Dracula Review

Jack Studio Theatre until 27 October

Mill Studio, Yvonne Arnaud 1 -3 November

Reviewed by Claire Roderick

5*****

Whether it’s Bela Lugosi, Christopher Lee, Gary Oldman, Leslie Nielsen or the Sesame Street Count, everyone has a favourite version of Dracula. Bram Stoker’s novel is still ripe for adaptation, with the vampiric mix of seduction and repulsion irresistible to new audiences and creating a tourist boom for Transylvania. (Top travel tip: don’t bother going to Bran Castle if you’re Welsh – it’s like being on the tube during rush hour and makes Castell Coch feel authentic.) After creating magic with Frankenstein, the prospect of Arrows and Traps getting to sink their teeth into Dracula (sorry, I promise that’ll be the only one) was pretty damn exciting. And Ross McGregor hasn’t disappointed – everything about this production screams quality.

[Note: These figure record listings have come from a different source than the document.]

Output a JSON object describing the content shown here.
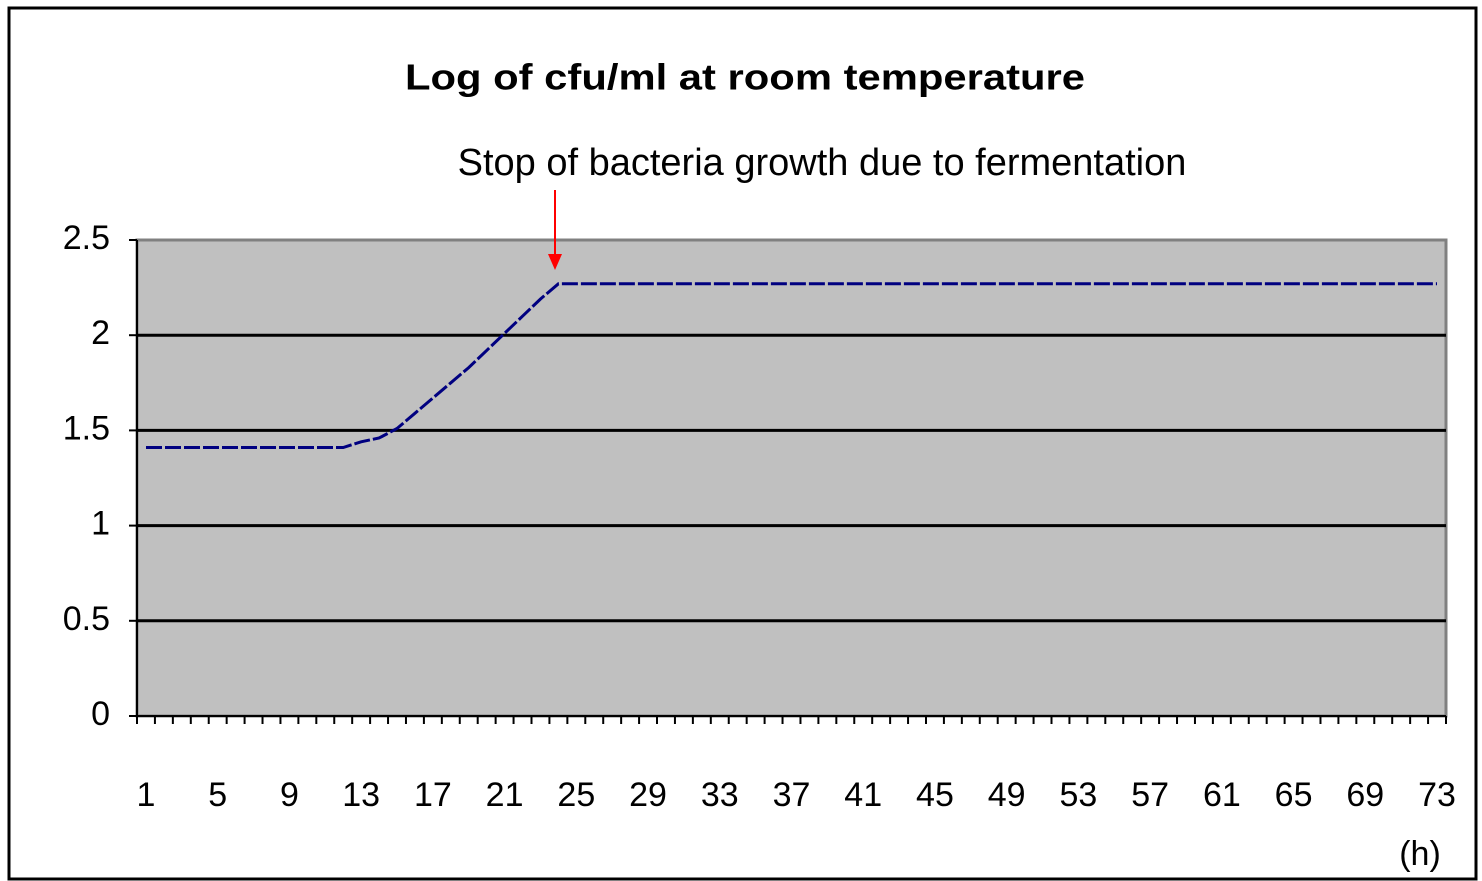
{
  "chart_data": {
    "type": "line",
    "title": "Log of cfu/ml at room temperature",
    "annotation": "Stop of bacteria growth due to fermentation",
    "xlabel": "(h)",
    "categories": [
      "1",
      null,
      null,
      null,
      "5",
      null,
      null,
      null,
      "9",
      null,
      null,
      null,
      "13",
      null,
      null,
      null,
      "17",
      null,
      null,
      null,
      "21",
      null,
      null,
      null,
      "25",
      null,
      null,
      null,
      "29",
      null,
      null,
      null,
      "33",
      null,
      null,
      null,
      "37",
      null,
      null,
      null,
      "41",
      null,
      null,
      null,
      "45",
      null,
      null,
      null,
      "49",
      null,
      null,
      null,
      "53",
      null,
      null,
      null,
      "57",
      null,
      null,
      null,
      "61",
      null,
      null,
      null,
      "65",
      null,
      null,
      null,
      "69",
      null,
      null,
      null,
      "73"
    ],
    "values": [
      1.41,
      1.41,
      1.41,
      1.41,
      1.41,
      1.41,
      1.41,
      1.41,
      1.41,
      1.41,
      1.41,
      1.41,
      1.44,
      1.46,
      1.51,
      1.59,
      1.67,
      1.75,
      1.83,
      1.92,
      2.01,
      2.1,
      2.19,
      2.27,
      2.27,
      2.27,
      2.27,
      2.27,
      2.27,
      2.27,
      2.27,
      2.27,
      2.27,
      2.27,
      2.27,
      2.27,
      2.27,
      2.27,
      2.27,
      2.27,
      2.27,
      2.27,
      2.27,
      2.27,
      2.27,
      2.27,
      2.27,
      2.27,
      2.27,
      2.27,
      2.27,
      2.27,
      2.27,
      2.27,
      2.27,
      2.27,
      2.27,
      2.27,
      2.27,
      2.27,
      2.27,
      2.27,
      2.27,
      2.27,
      2.27,
      2.27,
      2.27,
      2.27,
      2.27,
      2.27,
      2.27,
      2.27,
      2.27
    ],
    "color": "#000080",
    "ylim": [
      0,
      2.5
    ],
    "yticks": [
      0,
      0.5,
      1,
      1.5,
      2,
      2.5
    ],
    "grid": true
  }
}
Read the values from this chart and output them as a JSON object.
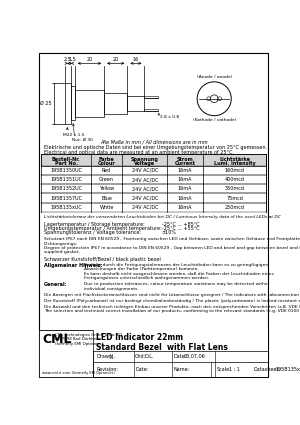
{
  "title": "LED Indicator 22mm\nStandard Bezel  with Flat Lens",
  "company_line1": "CML Technologies GmbH & Co. KG",
  "company_line2": "D-67098 Bad Dürkheim",
  "company_line3": "(formerly EMI Optronics)",
  "company_web": "www.cml-it.com (formerly EBI Optronics)",
  "drawn": "J.J.",
  "checked": "D.L.",
  "date": "03.07.06",
  "scale": "1 : 1",
  "datasheet": "195B135xUC",
  "table_headers_line1": [
    "Bestell-Nr.",
    "Farbe",
    "Spannung",
    "Strom",
    "Lichtstärke"
  ],
  "table_headers_line2": [
    "Part No.",
    "Colour",
    "Voltage",
    "Current",
    "Lumi. Intensity"
  ],
  "table_rows": [
    [
      "195B1350UC",
      "Red",
      "24V AC/DC",
      "16mA",
      "160mcd"
    ],
    [
      "195B1351UC",
      "Green",
      "24V AC/DC",
      "16mA",
      "400mcd"
    ],
    [
      "195B1352UC",
      "Yellow",
      "24V AC/DC",
      "16mA",
      "350mcd"
    ],
    [
      "195B1357UC",
      "Blue",
      "24V AC/DC",
      "16mA",
      "75mcd"
    ],
    [
      "195B135xUC",
      "White",
      "24V AC/DC",
      "16mA",
      "250mcd"
    ]
  ],
  "note_lumi": "Lichtstärketoleranz der verwendeten Leuchtdioden bei DC / Luminous Intensity data of the used LEDs at DC",
  "storage_temp_label": "Lagertemperatur / Storage temperature:",
  "ambient_temp_label": "Umgebungstemperatur / Ambient temperature:",
  "voltage_tol_label": "Spannungstoleranz / Voltage tolerance:",
  "storage_temp": "-25°C ... +85°C",
  "ambient_temp": "-25°C ... +55°C",
  "voltage_tol": "±10%",
  "protection_de1": "Schutzart IP67 nach DIN EN 60529 - Frontseitig zwischen LED und Gehäuse, sowie zwischen Gehäuse und Frontplatte bei Verwendung des mitgelieferten",
  "protection_de2": "Dichtungsrings.",
  "protection_en1": "Degree of protection IP67 in accordance to DIN EN 60529 - Gap between LED and bezel and gap between bezel and frontplate sealed to IP67 when using the",
  "protection_en2": "supplied gasket.",
  "material": "Schwarzer Kunststoff/Bezel / black plastic bezel",
  "allg_hinweise_label": "Allgemeiner Hinweis:",
  "allg_hinweise_lines": [
    "Bedingt durch die Fertigungstoleranzen der Leuchtdioden kann es zu geringfügigen",
    "Abweichungen der Farbe (Farbtemperatur) kommen.",
    "Es kann deshalb nicht ausgeschlossen werden, daß die Farben der Leuchtdioden eines",
    "Fertigungsloses unterschiedlich wahrgenommen werden."
  ],
  "general_label": "General:",
  "general_lines": [
    "Due to production tolerances, colour temperature variations may be detected within",
    "individual consignments."
  ],
  "note1_lines": [
    "Die Anzeigen mit Flachsteckeranschlüssen sind nicht für Lötanschlüsse geeignet / The indicators with tabconnection are not qualified for soldering."
  ],
  "note2_lines": [
    "Der Kunststoff (Polycarbonat) ist nur bedingt chemikalienbeständig / The plastic (polycarbonate) is limited resistant against chemicals."
  ],
  "note3_lines": [
    "Die Auswahl und den technisch richtigen Einbau unserer Produkte, nach den entsprechenden Vorschriften (z.B. VDE 0100 und 0160), obliegen dem Anwender /",
    "The selection and technical correct installation of our products, conforming to the relevant standards (e.g. VDE 0100 and VDE 0160) is incumbent on the user."
  ],
  "elec_note_de": "Elektrische und optische Daten sind bei einer Umgebungstemperatur von 25°C gemessen.",
  "elec_note_en": "Electrical and optical data are measured at an ambient temperature of 25°C.",
  "dim_labels": [
    "2.5",
    "1.5",
    "20",
    "20",
    "16"
  ],
  "dim_top_labels": [
    "20",
    "20",
    "16"
  ],
  "dim_left": "2.5",
  "dim_diam": "Ø 25",
  "m22_label": "M22 x 1.5",
  "nut_label": "Nut: Ø 30",
  "pin_label": "2.8 x 0.8",
  "anode_label": "(Anode / anode)",
  "cathode_label": "(Kathode / cathode)",
  "dim_note": "Alle Maße in mm / All dimensions are in mm"
}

Francine Huin-Wah’s set, full of arches and trapdoors out of with vampires can slink, Ben Jacobs’ eerie lighting design and Alistair Lax’s sound design create a gothic and intense atmosphere that is guaranteed to make you a little jittery before anything spooky actual happens. Ross McGregor’s masterful adaptation keeps some of the epistolic style of the novel in the opening scenes, with wonderful comic timing from Beatrice Vincent, Conor Moss and Lucy Ioannou as Mina, Jonathan and Lucy establishing their relationships and character clearly and quickly.

From the moment he appears, you can’t take your eyes off Christopher Tester’s Dracula – magnetic and mesmerising, but with subtle hints of the underlying repulsiveness and pitiful need – Tester just nails it. McGregor cuts the number of men in Van Helsing’s unwilling gang of vampire hunters, and alters the dynamic of the story wonderfully, with the men – Jack (Alex Stevens), Arthur (Oliver Brassell) and Jonathan all becoming even more bumblingly stereotypically “English” than in the novel, while Van Helsing (Andrew Wickes) is a gentle old soul and Mina and Lucy strong women completely comfortable with who they are. McGregor’s masterstroke is casting the ever-brilliant Cornelia Baumann as Renfield – lurching from giggling, insect-gobbling coyness to full-on demonic possession with consummate ease, Baumann’s Renfield is complex and compelling. Baumann’s spellbinding performance ensures that the ease with which Dracula controlled her, and her finding the strength to deny him are completely believable, understandable and relatable.

McGregor’s direction keeps the story rolling, with the necessary exposition not dragging the pace. There are shocks aplenty, but a laugh follows quickly, which is just what you need in a spooky tale, and this is theatrical storytelling of the highest calibre.

Dracula is the perfect spinetingling treat for chilly autumn nights. Arrows and Traps have, once again, breathed wonderful new life into a classic with a production full of surprises, thrills and chills. Get a ticket while you can.